August 24, 2006

Letting go of things - in life and in design

When I moved to Indiana 6 years ago I had a yard sale of all my junk back in California. I couldn’t believe how much stuff I’d been able to fit into my tiny bedroom at my parents’ house. There were journals and sketchbooks unused, CDs and floppys with one file on them, a few outfits I’d never worn, and about a hundred other things I could have done without all those years since I’d bought them. I was more surprised when I finally packed the little I planned to keep and found how much money I’d made off the sale. I had enough to pay for the trip out to Indiana (hotels, food, gas, etc.) plus some extra for groceries once I got moved into my new apartment.

A bad habit made worse

I had spent years accumulating a bunch of things that were just things, not really worth anything but a few moments of joy the day I brought them home. I didn’t stop once I got to Indiana. I kept on buying new things, not always expensive things, but things. When I got married I had more junk than I’d moved here with and then again when we moved this summer I found my husband and I had more things than either of us knew we had.

The memory is still fresh, of my brother-in-law recounting the moment during our move when he discovered that the heavy box he was straining to get to the truck was full of rocks. “Rocks!” he said, “What does he need a box of rocks for?” I shrugged, thinking only Dr. Seuss would know. So, as I look at the storeroom in the basement (piled to the ceiling with our “things”), I can’t help thinking about web design. It doesn’t seem like a parallel could be drawn here, but…

The cluttered web we weave

Blogs (and websites) are a dime a dozen, they say now, and so are the “things” designers and owners accumulate within the walls of their domain. I’m referring to all kinds of things like banner ads, text ads, scripts and other fun little trinkets, which are not bad in themselves, but mostly unnecessary, particularly as more things are added to them.

Author, Joseph Hall, said Moderation is the silken string running through the pearl chain of all virtues. Website owners and designers need to digest that. I need to digest that. Moderation is the string which holds all virtues together. In other words, no matter how solid your life, how beautifully designed your website, you lose all of that if you let the string of moderation break. All your pearls fall to the waste with each new thing you add to your site or your home.

Old and new things are still just things

My husband and I have this same old tired argument in which he defends his old junk and I defend my new junk. He justifies his old stuff because he never buys new stuff, while I justify my new things because I don’t hang onto old junk. He wants to keep his old rocks and buddhist books and I want my baskets. I love baskets - tall ones, small ones, fat ones, flat ones. I put everything in them. I get them at Goodwill, so I rarely spend more than five dollars a month, but it’s still just more stuff. I think I’m justifying it because I need the baskets to put his old junk in (take that hubby), but I really just love the baskets for the sake of having them.

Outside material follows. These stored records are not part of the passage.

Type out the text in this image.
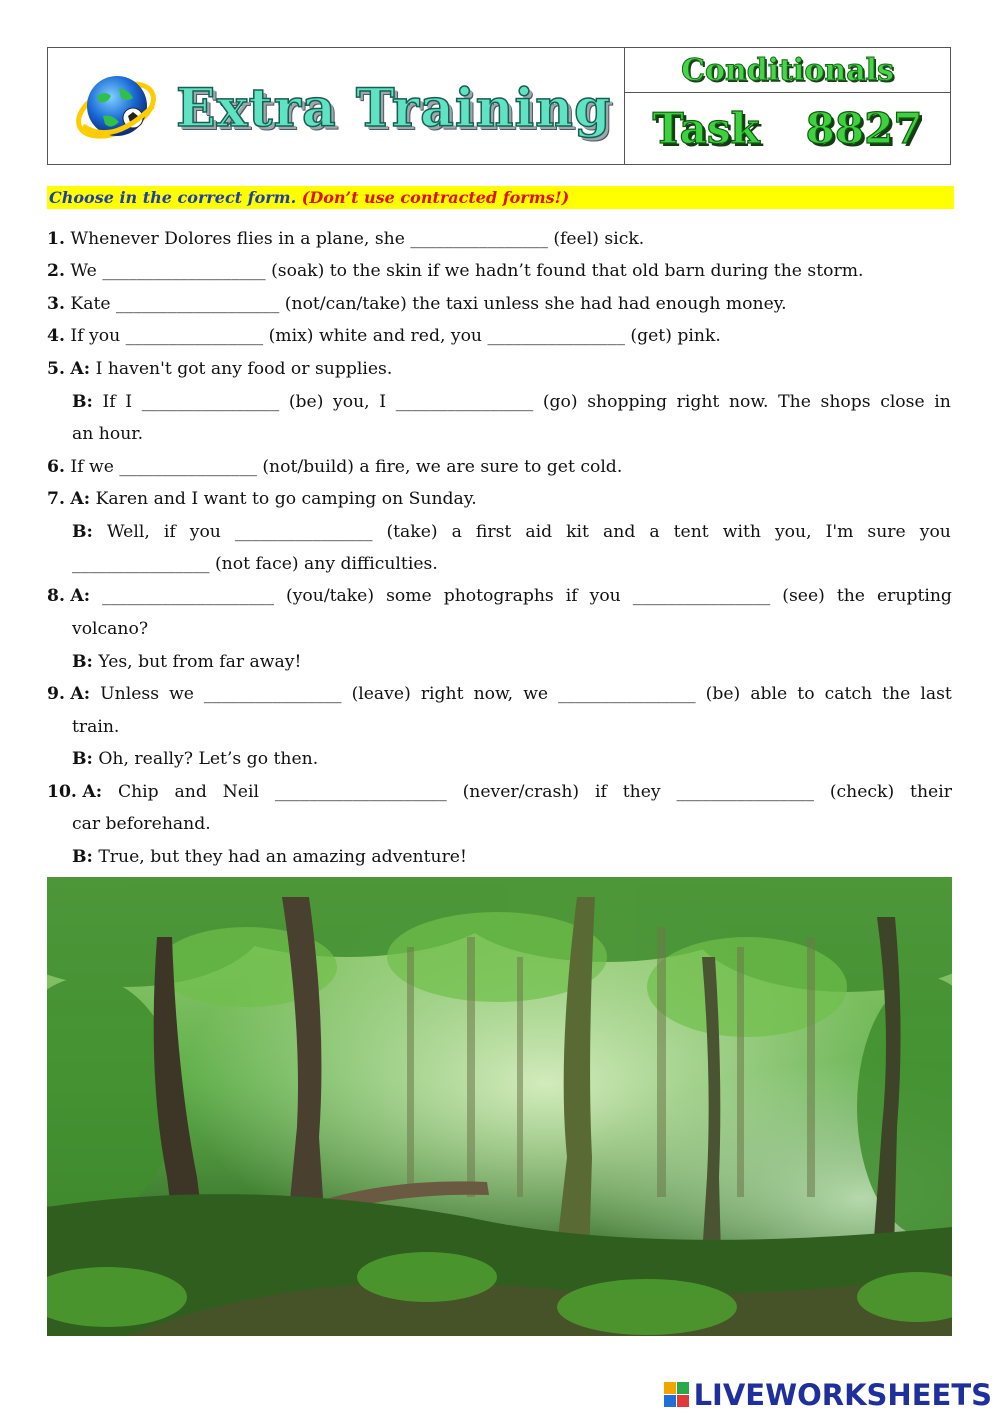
Extra Training
Conditionals
Task 8827
Choose in the correct form. (Don’t use contracted forms!)
1. Whenever Dolores flies in a plane, she ________________ (feel) sick.
2. We ___________________ (soak) to the skin if we hadn’t found that old barn during the storm.
3. Kate ___________________ (not/can/take) the taxi unless she had had enough money.
4. If you ________________ (mix) white and red, you ________________ (get) pink.
5. A: I haven't got any food or supplies.
B: If I ________________ (be) you, I ________________ (go) shopping right now. The shops close in
an hour.
6. If we ________________ (not/build) a fire, we are sure to get cold.
7. A: Karen and I want to go camping on Sunday.
B: Well, if you ________________ (take) a first aid kit and a tent with you, I'm sure you
________________ (not face) any difficulties.
8. A: ____________________ (you/take) some photographs if you ________________ (see) the erupting
volcano?
B: Yes, but from far away!
9. A: Unless we ________________ (leave) right now, we ________________ (be) able to catch the last
train.
B: Oh, really? Let’s go then.
10. A: Chip and Neil ____________________ (never/crash) if they ________________ (check) their
car beforehand.
B: True, but they had an amazing adventure!
LIVEWORKSHEETS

And aren’t a lot of web things just like his rocks and my baskets? Sure, for awhile, in the moment, they seem to serve a purpose, but in the end, they’re just something we trip over on the way down the stairs. You may have an old script that does something cool and you just can’t live without it, or it’s a new trick that you just had to put in your sidebar. I’m with you. I love a lot of the things I have on my site too, but I’m seriously considering wiping them out. I love my last.fm music update, but in the end it may be too much. Simpler is better. If you want to see my music, go to “my last.fm account](http://www.last.fm/user/nataliejost/.

There are some marketing gurus I’ve worked with who argue things to death because they think it’s really doing something for their bottom line, but I say prove it. Show me the user studies which show that people like seeing more stuff on a website. Show me where clean and uncluttered is bad for business.

When it comes to design, less really is more, particularly because no matter what your website contains, the purpose will be for the user to focus in on and probably read, some sort of article or product, so the fewer the things you have cluttering the page, the easier it is for people to see what it is you want them to see. So try removing a few of the extra things or afterthoughts you have up and see if reading your articles or posts isn’t just a little easier.